Why “stuffing” the context window isn’t the same as RAG
If your model has a 1M-token context window, you might wonder: why not just put your entire knowledge base in the prompt? For some use cases, this works. But it has limits:
- Cost: 1M tokens of input costs real money on every request, even when 99% is irrelevant to the question.
- Latency: Large contexts are slower to process.
- Quality degradation: The “lost in the middle” effect: models attend unevenly to long contexts; information in the middle is retrieved less reliably than information at the start or end.
- Knowledge base size: Most real knowledge bases are millions or billions of tokens: no context window covers that.
RAG is the scalable answer: retrieve the 1,000 tokens that matter, not the million that exist.
Semantic search vs keyword search
Traditional search (BM25, Elasticsearch) finds documents that share words with the query. If the query says “return policy” and the document says “refund guidelines,” keyword search may miss it.

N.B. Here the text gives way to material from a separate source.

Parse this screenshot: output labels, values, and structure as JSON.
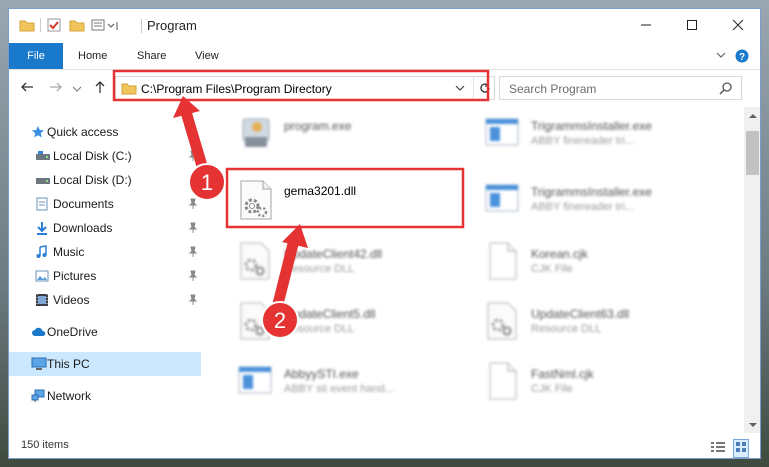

Embedding-based (semantic) search converts text to vectors that capture meaning, not words. “Return policy” and “refund guidelines” end up close together in vector space because they mean similar things. This is why vector search is the backbone of most production RAG systems: module 2.2 covers how it works.
The evaluation problem
You can’t evaluate RAG by asking “does it give a good answer?” You need to evaluate two separate things:
- Retrieval quality: Are the right chunks being retrieved? This is measurable independently of the model.
- Generation quality: Given the right chunks, does the model produce a faithful, useful answer?
A system with great retrieval and bad generation fails. A system with great generation and bad retrieval fails differently: it gives confident, well-written wrong answers. Module 2.6 covers how to measure both.
Further reading
- Retrieval-Augmented Generation for Knowledge-Intensive NLP Tasks; Lewis et al., 2020. The foundational RAG paper that established the pattern; still the clearest explanation of why retrieval beats recall.
- REALM: Retrieval-Augmented Language Model Pre-Training; Guu et al., 2020. An earlier approach that integrates retrieval into pre-training; useful contrast to inference-time RAG.
- Benchmarking Large Language Models in Retrieval-Augmented Generation, Chen et al., 2023. Systematic evaluation of how well LLMs use retrieved context, relevant to understanding when RAG helps and when it doesn’t.